I believe that this was kind of diaried before, but they left out the hilarious part. Has Henry Kissinger successfully hidden his Chauncey Gardener all these years, or have I just missed it?
Kissinger, you'll recall, is the gentleman who floated to the surface of the defense think tub on a ludicrous plan to deploy nukes as battlefield weapons. Just what the generals in the 60s wanted to hear coming from a guy with a PhD, so we eventually ended up with Hank as NSA. Most Americans know him as the genius who singlehandedly reversed the 1949 decision that the Chinese were radioactive child-eaters, so that from 1972 on one of our enemies would be our enemy, while the enemy that was an enemy of our enemy would be our friend. As the Guiness man would say, Brilliant.
Of course we can't make a Big War Decision without hearing from Kissinger, so yesterday he was in to testify before the Senate Foreign Relations Committee. I remember reading somewhere that what Hank wants above all else is for Americans to like him, but I was totally unprepared for the extent to which this phenomenon was in evidence at the hearing.
For the Once Venerable Diplomat proceeded to create Harmony where previously there was Dissonance. Agreement where before there was Division. Goodwill where once there had been a significant amount of Ill. He agreed with absolutely everybody about everything.
He agreed with George Bush that troop levels in Iraq should be increased. He agreed with Russ Feingold that significant forces can be withdrawn. He agreed with Lugar that they should stay in the region. Norm Coleman, of course, was concerned for the longue duree:
"Is it your belief that a precipitous withdrawal . . . would have a greater negative long-term impact?"
"That is my conviction," Kissinger said.
Biden's plan to create autonomous regions sounded just as right as rain to Henry. But any or all of these plans can potentially backfire:
"Would you agree," Sen. Bob Menendez (D-N.J.) asked, that "every alternative carries with it some rather grave risks?"
"Absolutely," Kissinger complied.
Kissinger agrees with the ISG that a much greater diplomatic effort is necessary, but he also agrees with Bush on the issue. How is such a thing possible, you ask? Because Kissinger believes that George W Bush has a secret plan for diplomacy with Syria and Iran.
"I am convinced, but I cannot base it on any necessary evidence right now," Kissinger told the senators, "that the president will want to move toward a bipartisan consensus" to stabilize Iraq through diplomacy.
Sen. Barack Obama (D-Ill.) was suspicious of such assurances. "Is there any place that you're familiar with where the administration has articulated this strategy?" he asked.
"I don't know any place where the administration has articulated this particular strategy," the octogenarian diplomat admitted.
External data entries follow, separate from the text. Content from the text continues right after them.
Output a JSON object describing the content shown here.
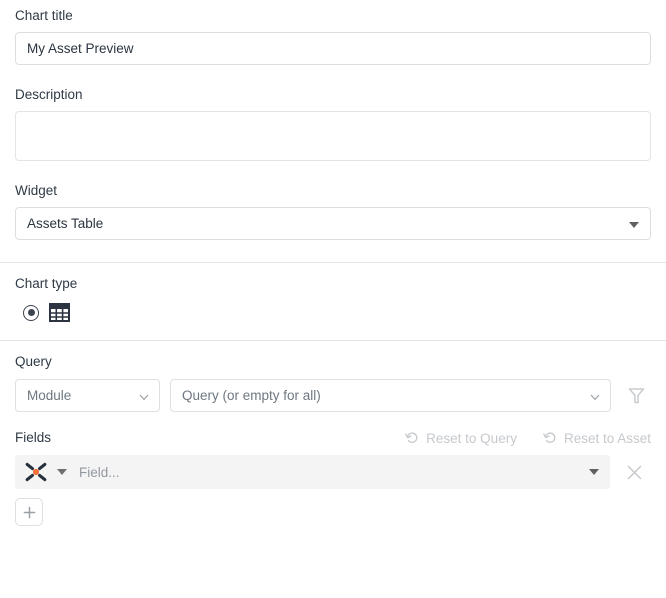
{
  "form": {
    "chart_title": {
      "label": "Chart title",
      "value": "My Asset Preview",
      "placeholder": ""
    },
    "description": {
      "label": "Description",
      "value": "",
      "placeholder": ""
    },
    "widget": {
      "label": "Widget",
      "value": "Assets Table",
      "caret_icon": "caret-down-icon"
    },
    "chart_type": {
      "label": "Chart type",
      "options": [
        {
          "id": "table",
          "icon": "table-grid-icon",
          "selected": true
        }
      ]
    },
    "query": {
      "label": "Query",
      "module_select": {
        "value": "Module",
        "is_placeholder": true,
        "caret_icon": "chevron-down-icon"
      },
      "query_select": {
        "value": "Query (or empty for all)",
        "is_placeholder": true,
        "caret_icon": "chevron-down-icon"
      },
      "filter_button": {
        "icon": "funnel-filter-icon",
        "enabled": false
      }
    },
    "fields": {
      "label": "Fields",
      "reset_to_query": {
        "label": "Reset to Query",
        "icon": "undo-arrow-icon",
        "enabled": false
      },
      "reset_to_asset": {
        "label": "Reset to Asset",
        "icon": "undo-arrow-icon",
        "enabled": false
      },
      "rows": [
        {
          "type_icon": "asset-cluster-icon",
          "placeholder": "Field...",
          "value": "",
          "remove_icon": "close-x-icon"
        }
      ],
      "add_button": {
        "label": "+",
        "icon": "plus-icon"
      }
    }
  },
  "colors": {
    "accent_orange": "#f2703a",
    "icon_dark": "#262f3d",
    "text": "#2b3440",
    "muted": "#93999f",
    "disabled": "#c5c9cd",
    "border": "#dedede",
    "field_bg": "#f4f4f4"
  }
}
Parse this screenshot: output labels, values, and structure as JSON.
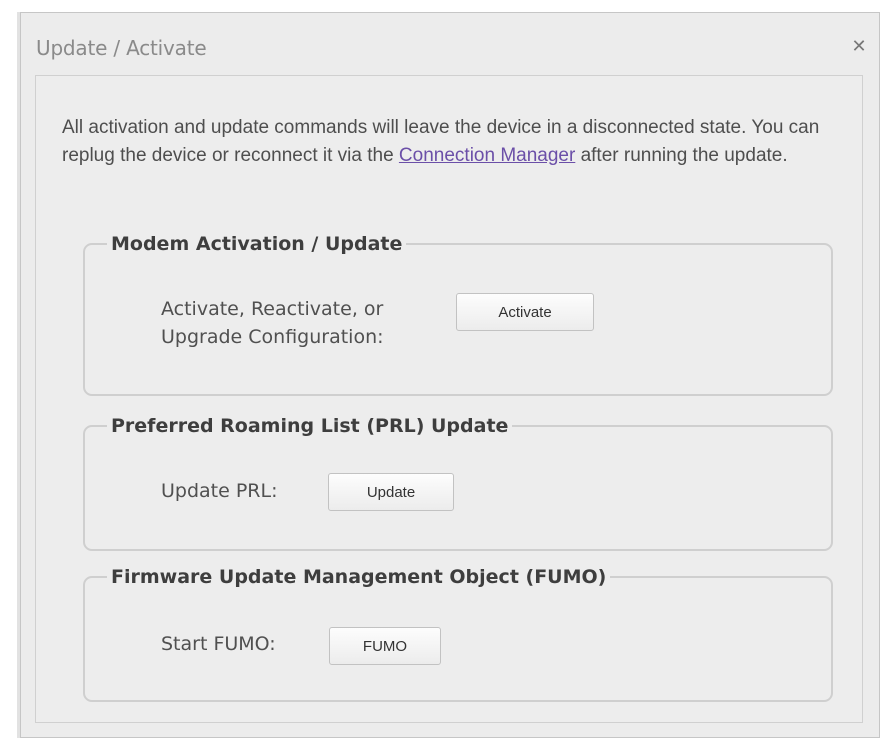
{
  "dialog": {
    "title": "Update / Activate",
    "close_glyph": "✕"
  },
  "intro": {
    "text_before_link": "All activation and update commands will leave the device in a disconnected state. You can replug the device or reconnect it via the ",
    "link_text": "Connection Manager",
    "text_after_link": " after running the update."
  },
  "modem": {
    "legend": "Modem Activation / Update",
    "label_line1": "Activate, Reactivate, or",
    "label_line2": "Upgrade Configuration:",
    "button_label": "Activate"
  },
  "prl": {
    "legend": "Preferred Roaming List (PRL) Update",
    "label": "Update PRL:",
    "button_label": "Update"
  },
  "fumo": {
    "legend": "Firmware Update Management Object (FUMO)",
    "label": "Start FUMO:",
    "button_label": "FUMO"
  },
  "icons": {
    "close": "close-icon"
  },
  "colors": {
    "link": "#6b4fa8",
    "dialog_bg": "#ececec"
  }
}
But he added: "From my acquaintances with some of the people, I think it is possible that they will come to this strategy."
Obama asked Kissinger if "you are suggesting that they have some secret strategy that we have not been made privy to."
"I would be disappointed and surprised," he reiterated, "if they did not accept some of the elements of what has been discussed here."
In fact, a greater military buildup will pave the way for more diplomacy, or so hoped Senator Johnny Isakson of Georgia. Was he off the mark? he asked.
"The objectives you've stated are compatible with what the president is attempting to do," Kissinger assured him.
My only question is why can't we send this guy to Iraq so that he can do a similar job of smoothing out those silly "differences" between the Shia and Sunni?